Kasus itu secara langsung menyasar benteng digital Apple di Cupertino, California, yang dibangun dengan seksama untuk pengembangan iPhone dan produk-produk Apple populer lainnya, seperti iPad, Mac dan Apple Watch untuk menciptakan apa yang seringkali disebut sebagai “walled garden”, alias “taman bertembok”, sehingga perangkat keras dan lunak yang dirancangnya dengan teliti dapat berkembang bersama dengan mulus sembari mewajibkan konsumen untuk melakukan lebih dari sekadar menyalakan perangkat mereka.
Strategi itu telah membuat Apple menjadi perusahaan paling kaya di dunia, dengan pendapatan tahunan hampir $400 miliar dan, hingga belum lama ini, memiliki nilai pasar lebih dari $3 triliun. Akan tetapi, saham Apple tahun ini justru anjlok tujuh persen, sementara sebagian besar saham perusahaan lain justru mengalami kenaikan signifikan. Perkembangan itu membuat rival lama Apple, Microsoft, yang juga disasar Departemen Kehakiman AS dalam kasus antimonopoli seperempat abad lalu, untuk merebut gelar perusahaan paling berharga di dunia.
Apple mengatakan, jika gugatan dikabulkan, itu akan “menghambat kemampuan kami untuk menciptakan jenis teknologi yang diharapkan orang-orang dari Apple – di mana perangkat keras, perangkat lunak dan berbagai layanan saling beririsan” dan akan “menciptakan preseden yang berbahaya, memberi pemerintah kekuasaan untuk ikut campur dalam merancang teknologi masyarakat.”

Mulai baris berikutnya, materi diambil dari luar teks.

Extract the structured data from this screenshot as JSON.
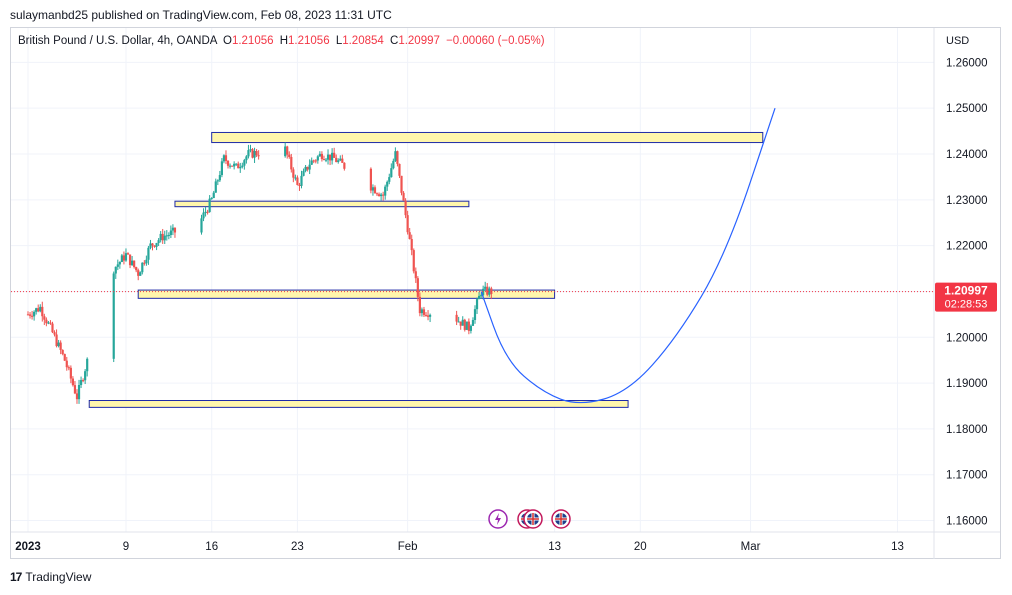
{
  "publisher_line": "sulaymanbd25 published on TradingView.com, Feb 08, 2023 11:31 UTC",
  "legend": {
    "symbol": "British Pound / U.S. Dollar, 4h, OANDA",
    "o_label": "O",
    "o_value": "1.21056",
    "h_label": "H",
    "h_value": "1.21056",
    "l_label": "L",
    "l_value": "1.20854",
    "c_label": "C",
    "c_value": "1.20997",
    "change": "−0.00060 (−0.05%)"
  },
  "footer": {
    "brand": "TradingView",
    "logo_icon": "tradingview-logo-icon"
  },
  "colors": {
    "up": "#26a69a",
    "down": "#ef5350",
    "zone_fill": "#fff59d",
    "zone_border": "#1e2aa8",
    "projection": "#2962ff",
    "price_tag": "#f23645",
    "grid": "#f0f3fa"
  },
  "events": [
    "lightning-event-icon",
    "uk-flag-icon",
    "uk-flag-icon",
    "uk-flag-icon"
  ],
  "chart_data": {
    "type": "candlestick",
    "instrument": "British Pound / U.S. Dollar",
    "interval": "4h",
    "currency": "USD",
    "y_ticks": [
      "1.26000",
      "1.25000",
      "1.24000",
      "1.23000",
      "1.22000",
      "1.21000",
      "1.20000",
      "1.19000",
      "1.18000",
      "1.17000",
      "1.16000"
    ],
    "ylim": [
      1.1575,
      1.2675
    ],
    "x_ticks": [
      "2023",
      "9",
      "16",
      "23",
      "Feb",
      "13",
      "20",
      "Mar",
      "13"
    ],
    "last_price": "1.20997",
    "countdown": "02:28:53",
    "price_path": [
      [
        "2023-01-02",
        1.205
      ],
      [
        "2023-01-03",
        1.2065
      ],
      [
        "2023-01-04",
        1.201
      ],
      [
        "2023-01-05",
        1.195
      ],
      [
        "2023-01-06",
        1.187
      ],
      [
        "2023-01-09",
        1.215
      ],
      [
        "2023-01-10",
        1.218
      ],
      [
        "2023-01-11",
        1.214
      ],
      [
        "2023-01-12",
        1.22
      ],
      [
        "2023-01-13",
        1.222
      ],
      [
        "2023-01-16",
        1.225
      ],
      [
        "2023-01-17",
        1.23
      ],
      [
        "2023-01-18",
        1.239
      ],
      [
        "2023-01-19",
        1.237
      ],
      [
        "2023-01-20",
        1.24
      ],
      [
        "2023-01-23",
        1.241
      ],
      [
        "2023-01-24",
        1.233
      ],
      [
        "2023-01-25",
        1.238
      ],
      [
        "2023-01-26",
        1.24
      ],
      [
        "2023-01-27",
        1.239
      ],
      [
        "2023-01-30",
        1.233
      ],
      [
        "2023-01-31",
        1.231
      ],
      [
        "2023-02-01",
        1.24
      ],
      [
        "2023-02-02",
        1.224
      ],
      [
        "2023-02-03",
        1.206
      ],
      [
        "2023-02-06",
        1.204
      ],
      [
        "2023-02-07",
        1.202
      ],
      [
        "2023-02-08",
        1.21
      ]
    ],
    "zones": [
      {
        "from": "2023-01-17",
        "to": "2023-03-03",
        "low": 1.2425,
        "high": 1.2447
      },
      {
        "from": "2023-01-14",
        "to": "2023-02-07",
        "low": 1.2285,
        "high": 1.2297
      },
      {
        "from": "2023-01-11",
        "to": "2023-02-14",
        "low": 1.2085,
        "high": 1.2103
      },
      {
        "from": "2023-01-07",
        "to": "2023-02-20",
        "low": 1.1847,
        "high": 1.1862
      }
    ],
    "projection": [
      [
        "2023-02-08",
        1.21
      ],
      [
        "2023-02-10",
        1.195
      ],
      [
        "2023-02-13",
        1.188
      ],
      [
        "2023-02-16",
        1.185
      ],
      [
        "2023-02-20",
        1.188
      ],
      [
        "2023-02-24",
        1.2
      ],
      [
        "2023-02-28",
        1.218
      ],
      [
        "2023-03-04",
        1.25
      ]
    ]
  }
}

“Di Apple, kami berinovasi setiap hari untuk membuat teknologi yang dicintai masyarakat – merancang produk-produk yang bekerja bersama-sama dengan mulus, melindungi privasi dan keamanan masyarakat, dan menciptakan pengalaman yang ajaib bagi para pengguna kami,” kata perusahaan berlogo buah apel itu dalam sebuah pernyataan. “Gugatan hukum ini mengancam jati diri kami dan prinsip-prinsip yang membuat Apple menonjol di tengah pasar yang sangat kompetitif.”
Apple membela “taman bertembok”-nya sebagai fitur yang sangat diperlukan dan berharga bagi konsumen yang ingin memperoleh perlindungan terbaik atas data pribadi mereka. Apple menggambarkan tembok itu sebagai cara iPhone membedakan diri dari perangkat lain yang menggunakan sistem Android milik
Google, yang tidak membatasi seperti Apple, dan mengizinkan produsen ponsel lain menggunakan sistem tersebut.
Your browser doesn’t support HTML5
Kekhawatiran akan gugatan antimonopoli terhadap model bisnis Apple turut menyebabkan jatuhnya nilai saham perusahaan itu, selain kekhawatiran bahwa Apple tertinggal – jika dibandingkan Microsoft dan Google – dalam mengembangkan produk-produk yang didukung teknologi kecerdasan buatan.
Akan tetapi, regulator antimonopoli dengan jelas menyatakan dalam tuduhan mereka bahwa mereka memandang taman bertembok Apple lebih digunakan sebagai senjata untuk menyingkirkan kompetisi, sehingga menciptakan kondisi pasar yang memungkinkan perusahaan itu mematok harga yang lebih tinggi dan dengan demikian meningkatkan jumlah keuntungan yang mereka terima sambil menghambat inovasi.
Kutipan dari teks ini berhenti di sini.